There are 54 announced Azure regions. 10 of those regions are not generally available yet. Still showing up as dotted circles (not available) are:
- Germany North (Q4 2019)
- Germany West Central (Q4 2019)
- Switzerland North
- Switzerland West
- Norway West
- Norway East
- South Africa North
- South Africa West
- UAE North
- UAE Central
I am guessing that most of these regions, announced at around the same time, will go live in 2019. That will open the doors for many new Azure customers who are waiting on local regions.
Microsoft includes many things in the formula for selecting a new location for an Azure region. A critical variable is the prediction of how much business that the local Microsoft offices can bring to the new data centers. Much of this business will be existing Azure deployments in other regions – North Europe and West Europe will probably see many Nordic and DACH customers move to the Norwegian, German and Swiss regions. Migrating between regions is not easy – those Azure skills that are out there will be in greater demand!

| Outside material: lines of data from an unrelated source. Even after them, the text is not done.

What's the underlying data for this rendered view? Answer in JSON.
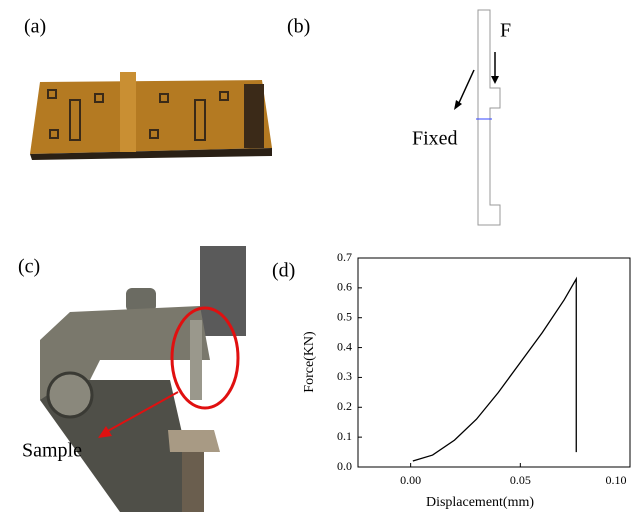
{
  "panels": [
    {
      "label": "(a)"
    },
    {
      "label": "(b)",
      "annotations": [
        "F",
        "Fixed"
      ]
    },
    {
      "label": "(c)",
      "annotations": [
        "Sample"
      ]
    },
    {
      "label": "(d)"
    }
  ],
  "chart_data": {
    "type": "line",
    "x_label": "Displacement(mm)",
    "y_label": "Force(KN)",
    "x": [
      0.001,
      0.01,
      0.02,
      0.03,
      0.04,
      0.05,
      0.06,
      0.07,
      0.0755,
      0.0755
    ],
    "values": [
      0.02,
      0.04,
      0.09,
      0.16,
      0.25,
      0.35,
      0.45,
      0.56,
      0.63,
      0.05
    ],
    "color": "#000000",
    "xlim": [
      -0.024,
      0.1
    ],
    "xticks": [
      {
        "value": 0,
        "label": "0.00"
      },
      0.05,
      {
        "value": 0.1,
        "label": "0.10"
      }
    ],
    "ylim": [
      0,
      0.7
    ],
    "yticks": [
      {
        "value": 0,
        "label": "0.0"
      },
      0.1,
      0.2,
      0.3,
      0.4,
      0.5,
      0.6,
      0.7
    ]
  }
}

Outages and Bugs Become Critical
If you use or work with technology, then you should expect failures. To believe that on-premises deployments are less susceptible or will be repaired more quickly is being foolish. I once said to my boss “Who would you prefer to fix our email if there’s an issue? Me, who will reboot the Exchange VM and hope for the best? Or the person who wrote Exchange if there’s an issue in Office 365?”. I would extend the same argument for Hyper-V. I am better than most of you at Hyper-V, but I would rather have Microsoft run the physical and virtual layers so I can focus on what the business really cares about. Now that the necessities are over with, let’s get on with the prediction.
I have been increasingly worried about quality in Microsoft, dating back to the days when Microsoft CEO Satya Nadella was only responsible for the cloud and server business. 2018 has been a bad year for quality. Software bugs have affected cloud services and on-premises products. Bugs in an update broke Azure AD Multi-Factor Authentication for 14 hours! Windows Server 2019 and Windows 10 1809 were released and withdrawn by Microsoft – the absence of media lasted for 6 hours.
The lack of a separate testing process inside of Microsoft has hurt quality. A programmer should never test their own code – you learned that lesson in college, one way or another, if you studied programming. The worst person to find bugs is the person that wrote the code because they have expectations on how their precious creation will be used. Even with the testing offered by the Insiders’ programs, Microsoft has not been able to filter through the “theme nonsense” to find the bug reports, such as the data loss issues that hurt Windows 10 1809.
Microsoft has told us that the problems are fixed. We have been hearing that every 6 months for at least 6 years. The problems will continue into 2019. Outages and bugs will continue but they will be more damaging to everyone involved. Cloud outages will deter migrations of SQL Server 2008/R2 and Windows Server 2008/R2 which are going end of life over the next 13 months – Microsoft is offering 3 years of security fixes at no extra cost if these workloads are migrated to Azure. Windows 10 adoption will be slowed if 19H1 (1903) is hurt by more bugs, even if businesses will likely deploy the more stable (by then) 1809 release because of its longer support cycle for business customers.
A Year of Migrations
This isn’t a prediction; it’s a guarantee. 2019 is going to be a very busy year. Windows 7 is still the dominant PC OS in the business – 41.41% of PCs are running this old desktop OS. Windows Server 2008/R2 is the installed version of half of all Windows Server installations, according to Microsoft. Both are going end of life on January 14th 2020. SQL Server 2008/R2 is end of life in mid-2019. Customers will start/continue to migrate to Azure/Office 365 and other cloud services during this year. If you have current skills, you are going to be in demand. Don’t be the person buying consulting skills; be the person selling your skills!